A New Jersey court, in the case of Gupta v. Asha Enterprises, upheld the right of Hindu vegetarians to sue, and seek monetary damages from, a restaurant which, apparently, served them non-vegetarian samosas.  The reason?  What the court called “spiritual injury”.  You gotta love it – seeking material gain to compensate for a spiritual loss!

In truth, the court’s ruling is important for two reasons.  First, what it called spiritual injury was simply a subset of emotional distress, already a non-physical category for which people can get money.  Why should spiritual distress or injury be any less significant than the emotional variety?  In fact, is there any difference between the two, other than the language used to describe them?

Second, by upholding the possibility of physical payment for what the plaintiffs describe as spiritual harm, the court demonstrated that “physical” and “spiritual” are not clearly defined and separable categories.  In fact, the physical and the spiritual are deeply intertwined.

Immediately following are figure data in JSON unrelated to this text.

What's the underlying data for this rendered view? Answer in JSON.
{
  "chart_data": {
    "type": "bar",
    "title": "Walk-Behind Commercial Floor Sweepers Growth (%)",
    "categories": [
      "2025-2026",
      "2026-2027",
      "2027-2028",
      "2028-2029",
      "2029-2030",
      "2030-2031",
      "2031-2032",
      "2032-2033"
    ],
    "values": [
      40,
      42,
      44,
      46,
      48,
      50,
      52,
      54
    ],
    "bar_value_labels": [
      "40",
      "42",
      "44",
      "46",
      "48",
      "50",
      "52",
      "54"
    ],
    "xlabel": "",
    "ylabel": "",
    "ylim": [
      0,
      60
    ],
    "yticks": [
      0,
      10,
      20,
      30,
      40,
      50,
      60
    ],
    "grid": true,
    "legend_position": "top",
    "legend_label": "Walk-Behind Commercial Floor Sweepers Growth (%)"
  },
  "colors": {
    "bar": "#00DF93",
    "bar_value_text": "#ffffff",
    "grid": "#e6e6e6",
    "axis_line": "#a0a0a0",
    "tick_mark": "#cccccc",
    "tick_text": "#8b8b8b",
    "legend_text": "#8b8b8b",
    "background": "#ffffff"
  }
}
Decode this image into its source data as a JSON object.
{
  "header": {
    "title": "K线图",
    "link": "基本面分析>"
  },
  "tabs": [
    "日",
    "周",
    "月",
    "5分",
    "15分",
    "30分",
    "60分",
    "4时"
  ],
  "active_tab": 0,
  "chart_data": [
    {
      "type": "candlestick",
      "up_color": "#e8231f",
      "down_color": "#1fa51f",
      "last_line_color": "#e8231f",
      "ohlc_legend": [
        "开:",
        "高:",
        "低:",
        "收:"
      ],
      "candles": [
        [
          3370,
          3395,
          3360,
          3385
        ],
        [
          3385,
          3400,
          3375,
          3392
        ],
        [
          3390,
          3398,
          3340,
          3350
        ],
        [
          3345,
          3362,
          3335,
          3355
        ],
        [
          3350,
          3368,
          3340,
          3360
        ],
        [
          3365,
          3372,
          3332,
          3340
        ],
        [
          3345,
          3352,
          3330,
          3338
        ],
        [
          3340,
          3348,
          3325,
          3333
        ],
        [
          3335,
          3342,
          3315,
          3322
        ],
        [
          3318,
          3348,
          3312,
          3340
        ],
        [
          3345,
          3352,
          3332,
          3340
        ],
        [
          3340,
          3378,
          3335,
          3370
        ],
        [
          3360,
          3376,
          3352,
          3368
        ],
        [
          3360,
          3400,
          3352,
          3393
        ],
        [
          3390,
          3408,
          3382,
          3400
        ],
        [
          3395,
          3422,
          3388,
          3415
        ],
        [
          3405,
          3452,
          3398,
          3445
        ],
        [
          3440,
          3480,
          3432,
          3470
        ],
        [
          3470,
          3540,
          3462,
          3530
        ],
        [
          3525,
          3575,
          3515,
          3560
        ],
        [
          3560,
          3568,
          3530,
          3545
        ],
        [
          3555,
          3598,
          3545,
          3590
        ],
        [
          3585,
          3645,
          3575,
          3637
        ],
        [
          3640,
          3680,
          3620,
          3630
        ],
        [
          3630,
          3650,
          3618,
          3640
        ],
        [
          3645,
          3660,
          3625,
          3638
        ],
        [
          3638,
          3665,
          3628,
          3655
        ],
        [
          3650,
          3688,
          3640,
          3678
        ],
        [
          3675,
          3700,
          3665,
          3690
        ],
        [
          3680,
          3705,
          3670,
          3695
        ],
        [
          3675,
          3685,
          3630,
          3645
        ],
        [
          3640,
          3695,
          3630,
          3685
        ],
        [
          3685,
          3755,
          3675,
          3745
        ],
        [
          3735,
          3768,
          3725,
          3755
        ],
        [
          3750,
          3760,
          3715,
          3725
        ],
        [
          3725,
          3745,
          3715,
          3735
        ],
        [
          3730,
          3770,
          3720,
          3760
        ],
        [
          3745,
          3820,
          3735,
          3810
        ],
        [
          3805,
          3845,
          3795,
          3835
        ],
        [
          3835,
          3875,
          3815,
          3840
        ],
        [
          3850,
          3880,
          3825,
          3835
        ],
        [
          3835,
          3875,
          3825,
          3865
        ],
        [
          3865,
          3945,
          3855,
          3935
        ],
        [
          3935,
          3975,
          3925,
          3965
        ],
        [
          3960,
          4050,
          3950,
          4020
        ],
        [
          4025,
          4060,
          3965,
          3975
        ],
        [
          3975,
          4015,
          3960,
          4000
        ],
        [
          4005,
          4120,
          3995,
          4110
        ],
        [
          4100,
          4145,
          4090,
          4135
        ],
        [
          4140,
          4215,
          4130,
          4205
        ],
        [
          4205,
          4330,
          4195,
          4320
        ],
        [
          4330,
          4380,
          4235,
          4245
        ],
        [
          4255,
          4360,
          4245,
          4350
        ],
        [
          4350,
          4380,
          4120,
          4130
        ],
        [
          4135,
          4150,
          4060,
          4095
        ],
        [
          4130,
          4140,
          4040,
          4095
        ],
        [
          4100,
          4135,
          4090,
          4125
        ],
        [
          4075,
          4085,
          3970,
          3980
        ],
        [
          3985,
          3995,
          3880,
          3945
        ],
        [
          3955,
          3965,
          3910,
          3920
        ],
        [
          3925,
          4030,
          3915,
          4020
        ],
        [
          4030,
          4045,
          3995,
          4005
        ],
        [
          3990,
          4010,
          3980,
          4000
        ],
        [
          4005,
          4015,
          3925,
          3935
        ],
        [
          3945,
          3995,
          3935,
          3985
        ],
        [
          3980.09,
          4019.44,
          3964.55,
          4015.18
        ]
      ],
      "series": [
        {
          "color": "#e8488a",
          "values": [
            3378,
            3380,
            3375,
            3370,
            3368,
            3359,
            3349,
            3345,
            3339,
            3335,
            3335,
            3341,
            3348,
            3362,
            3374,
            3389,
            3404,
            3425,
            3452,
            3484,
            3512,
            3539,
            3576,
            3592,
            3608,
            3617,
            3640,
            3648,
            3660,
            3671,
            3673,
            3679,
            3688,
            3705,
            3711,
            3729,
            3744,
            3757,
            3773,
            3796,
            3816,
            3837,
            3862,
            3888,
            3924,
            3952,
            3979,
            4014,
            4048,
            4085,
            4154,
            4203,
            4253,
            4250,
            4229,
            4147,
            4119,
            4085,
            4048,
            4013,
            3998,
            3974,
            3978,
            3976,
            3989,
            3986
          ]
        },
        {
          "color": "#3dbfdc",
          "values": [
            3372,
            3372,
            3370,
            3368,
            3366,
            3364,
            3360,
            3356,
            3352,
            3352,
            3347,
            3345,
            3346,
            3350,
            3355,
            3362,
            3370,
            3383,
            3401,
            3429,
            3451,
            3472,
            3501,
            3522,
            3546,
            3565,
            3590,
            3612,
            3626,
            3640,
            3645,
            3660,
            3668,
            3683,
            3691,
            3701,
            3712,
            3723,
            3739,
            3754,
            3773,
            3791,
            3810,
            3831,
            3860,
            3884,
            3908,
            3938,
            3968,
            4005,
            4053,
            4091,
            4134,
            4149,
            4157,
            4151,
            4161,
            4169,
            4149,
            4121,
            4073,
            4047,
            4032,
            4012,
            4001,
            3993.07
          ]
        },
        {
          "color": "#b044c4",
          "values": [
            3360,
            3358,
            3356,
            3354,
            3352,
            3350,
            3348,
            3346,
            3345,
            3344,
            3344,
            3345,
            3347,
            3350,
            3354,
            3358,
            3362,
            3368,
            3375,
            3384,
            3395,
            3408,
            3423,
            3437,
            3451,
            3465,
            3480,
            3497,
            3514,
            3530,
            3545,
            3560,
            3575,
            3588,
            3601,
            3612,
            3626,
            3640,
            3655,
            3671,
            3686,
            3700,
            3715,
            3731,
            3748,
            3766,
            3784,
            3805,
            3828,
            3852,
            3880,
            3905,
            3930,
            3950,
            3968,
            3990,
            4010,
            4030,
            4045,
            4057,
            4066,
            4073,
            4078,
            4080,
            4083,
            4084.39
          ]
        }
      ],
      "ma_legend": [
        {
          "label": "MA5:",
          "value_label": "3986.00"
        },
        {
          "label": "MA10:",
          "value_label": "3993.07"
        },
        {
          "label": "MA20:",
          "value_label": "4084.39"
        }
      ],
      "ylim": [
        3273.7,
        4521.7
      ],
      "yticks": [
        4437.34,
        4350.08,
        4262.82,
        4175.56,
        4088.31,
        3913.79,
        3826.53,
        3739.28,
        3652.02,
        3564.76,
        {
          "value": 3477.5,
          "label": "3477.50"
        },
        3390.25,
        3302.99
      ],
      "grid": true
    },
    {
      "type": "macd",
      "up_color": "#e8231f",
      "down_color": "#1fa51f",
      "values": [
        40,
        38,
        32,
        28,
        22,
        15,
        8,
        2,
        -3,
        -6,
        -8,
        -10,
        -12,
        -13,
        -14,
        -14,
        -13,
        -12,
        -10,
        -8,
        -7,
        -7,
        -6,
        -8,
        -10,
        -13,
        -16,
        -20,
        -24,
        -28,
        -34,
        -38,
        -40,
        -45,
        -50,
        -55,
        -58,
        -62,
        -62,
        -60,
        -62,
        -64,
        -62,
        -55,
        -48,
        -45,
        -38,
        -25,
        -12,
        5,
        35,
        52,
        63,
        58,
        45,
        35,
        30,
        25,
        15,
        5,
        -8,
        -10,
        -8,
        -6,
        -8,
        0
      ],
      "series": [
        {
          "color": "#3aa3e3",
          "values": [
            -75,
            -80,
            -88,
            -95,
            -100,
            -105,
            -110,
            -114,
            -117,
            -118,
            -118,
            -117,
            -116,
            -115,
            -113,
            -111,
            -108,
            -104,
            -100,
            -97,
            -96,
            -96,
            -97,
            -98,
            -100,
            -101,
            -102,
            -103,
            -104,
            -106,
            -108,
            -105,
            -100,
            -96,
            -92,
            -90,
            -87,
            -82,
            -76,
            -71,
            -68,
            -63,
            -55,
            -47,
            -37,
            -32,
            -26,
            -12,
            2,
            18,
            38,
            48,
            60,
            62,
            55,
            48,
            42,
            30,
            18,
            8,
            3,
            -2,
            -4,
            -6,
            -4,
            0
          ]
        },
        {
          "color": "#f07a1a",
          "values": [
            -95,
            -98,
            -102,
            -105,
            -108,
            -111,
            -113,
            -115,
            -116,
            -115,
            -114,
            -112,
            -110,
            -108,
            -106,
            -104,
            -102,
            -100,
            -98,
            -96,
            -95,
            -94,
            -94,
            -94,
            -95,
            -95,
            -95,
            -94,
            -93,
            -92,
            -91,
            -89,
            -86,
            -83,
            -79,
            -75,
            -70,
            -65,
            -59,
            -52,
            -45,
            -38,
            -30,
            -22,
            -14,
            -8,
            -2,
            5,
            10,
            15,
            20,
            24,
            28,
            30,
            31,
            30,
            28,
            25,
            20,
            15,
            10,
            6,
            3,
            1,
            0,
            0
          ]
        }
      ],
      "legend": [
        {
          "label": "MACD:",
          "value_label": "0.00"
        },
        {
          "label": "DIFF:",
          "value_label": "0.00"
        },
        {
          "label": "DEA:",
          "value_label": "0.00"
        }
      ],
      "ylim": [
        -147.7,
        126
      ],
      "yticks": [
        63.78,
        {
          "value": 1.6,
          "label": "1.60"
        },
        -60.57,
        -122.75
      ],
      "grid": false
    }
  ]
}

Do we not feel physical symptoms when experiencing great spiritual joy or pain?  Don’t primarily physical acts, ranging from intense exercise to great sex, just to name two, sometimes induce altered states of spiritual awareness?  Of course they do.  The physical and the spiritual are, if separable at all, two sides of the same coin of human experience.  We can call them different things, and choose to focus our attentions on one more than the other, but both are always present and inter-dependant.

The lawyers will fight over the Samosas, but the court has taught us all a valuable lesson.